Die Entwicklungsländer tragen die Last von 97 Prozent aller unsicheren Abtreibungen. Mehr als die Hälfte aller unsicheren Schwangerschaftsabbrüche finden in Asien statt, die meisten davon in Süd- und Zentralasien. In Lateinamerika und Afrika ist die Mehrheit (etwa drei von vier) aller Abtreibungen unsicher. In Afrika findet fast die Hälfte aller Abtreibungen unter den unsichersten Bedingungen statt. Insgesamt sind Abbrüche in 24 Ländern auf der Welt komplett verboten, darunter auch europäische wie Malta oder Andorra. In weiteren 50 Ländern und Regionen sind Schwangerschaftsabbrüche nur dann erlaubt, wenn die Gesundheit der Frau gefährdet ist.
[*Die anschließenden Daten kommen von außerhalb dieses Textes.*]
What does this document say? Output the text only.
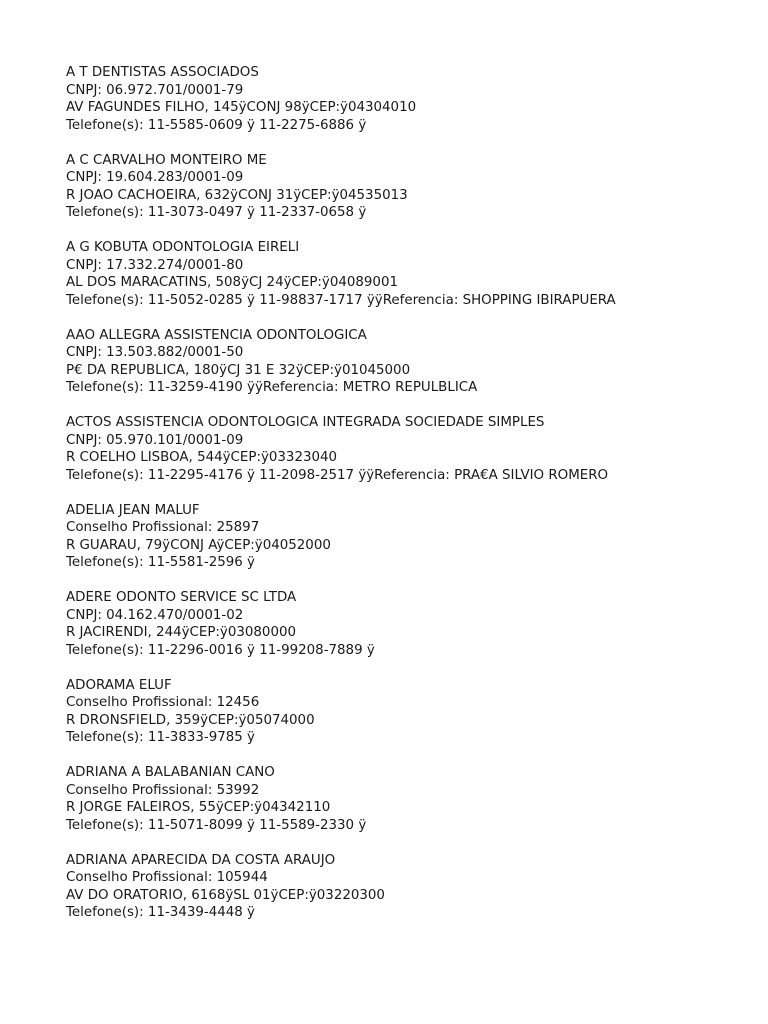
A T DENTISTAS ASSOCIADOS
CNPJ: 06.972.701/0001-79
AV FAGUNDES FILHO, 145ÿCONJ 98ÿCEP:ÿ04304010
Telefone(s): 11-5585-0609 ÿ 11-2275-6886 ÿ
A C CARVALHO MONTEIRO ME
CNPJ: 19.604.283/0001-09
R JOAO CACHOEIRA, 632ÿCONJ 31ÿCEP:ÿ04535013
Telefone(s): 11-3073-0497 ÿ 11-2337-0658 ÿ
A G KOBUTA ODONTOLOGIA EIRELI
CNPJ: 17.332.274/0001-80
AL DOS MARACATINS, 508ÿCJ 24ÿCEP:ÿ04089001
Telefone(s): 11-5052-0285 ÿ 11-98837-1717 ÿÿReferencia: SHOPPING IBIRAPUERA
AAO ALLEGRA ASSISTENCIA ODONTOLOGICA
CNPJ: 13.503.882/0001-50
P€ DA REPUBLICA, 180ÿCJ 31 E 32ÿCEP:ÿ01045000
Telefone(s): 11-3259-4190 ÿÿReferencia: METRO REPULBLICA
ACTOS ASSISTENCIA ODONTOLOGICA INTEGRADA SOCIEDADE SIMPLES
CNPJ: 05.970.101/0001-09
R COELHO LISBOA, 544ÿCEP:ÿ03323040
Telefone(s): 11-2295-4176 ÿ 11-2098-2517 ÿÿReferencia: PRA€A SILVIO ROMERO
ADELIA JEAN MALUF
Conselho Profissional: 25897
R GUARAU, 79ÿCONJ AÿCEP:ÿ04052000
Telefone(s): 11-5581-2596 ÿ
ADERE ODONTO SERVICE SC LTDA
CNPJ: 04.162.470/0001-02
R JACIRENDI, 244ÿCEP:ÿ03080000
Telefone(s): 11-2296-0016 ÿ 11-99208-7889 ÿ
ADORAMA ELUF
Conselho Profissional: 12456
R DRONSFIELD, 359ÿCEP:ÿ05074000
Telefone(s): 11-3833-9785 ÿ
ADRIANA A BALABANIAN CANO
Conselho Profissional: 53992
R JORGE FALEIROS, 55ÿCEP:ÿ04342110
Telefone(s): 11-5071-8099 ÿ 11-5589-2330 ÿ
ADRIANA APARECIDA DA COSTA ARAUJO
Conselho Profissional: 105944
AV DO ORATORIO, 6168ÿSL 01ÿCEP:ÿ03220300
Telefone(s): 11-3439-4448 ÿ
Eine Schwangerschaft ist eine anstrengende Sache, der Körper verändert sich komplett, viele Frauen können, zumindest in den letzten Wochen, nicht mehr so arbeiten wie zuvor und eine Geburt birgt nicht nur Gefahren, sondern kann durchaus traumatisch für viele Frauen sein. All das nimmt man in Kauf, wenn man ein Kind möchte – aber wenn man keines will? Und mit der Schwangerschaft beginnt der lebensverändernde Prozess ja erst. Um ein Kind kümmert man sich mehr oder weniger ein ganzes Leben lang, mindestens 16 bis 18 Jahre sogar ziemlich intensiv: Emotional und finanziell. Wie kann man auch nur eine Frau dazu zwingen, diese Verantwortung ungewollt auf sich zu nehmen? Wie kann man glauben, dass auch nur eine Frau ein Kind unnötigerweise abtreiben würde? Eine Abtreibung ist keine schöne Sache, sie hat oft körperliche und psychische Folgen und die meisten Frauen versuchen sicherlich alles, um die Notwendigkeit eines Schwangerschaftsabbruchs zu verhindern.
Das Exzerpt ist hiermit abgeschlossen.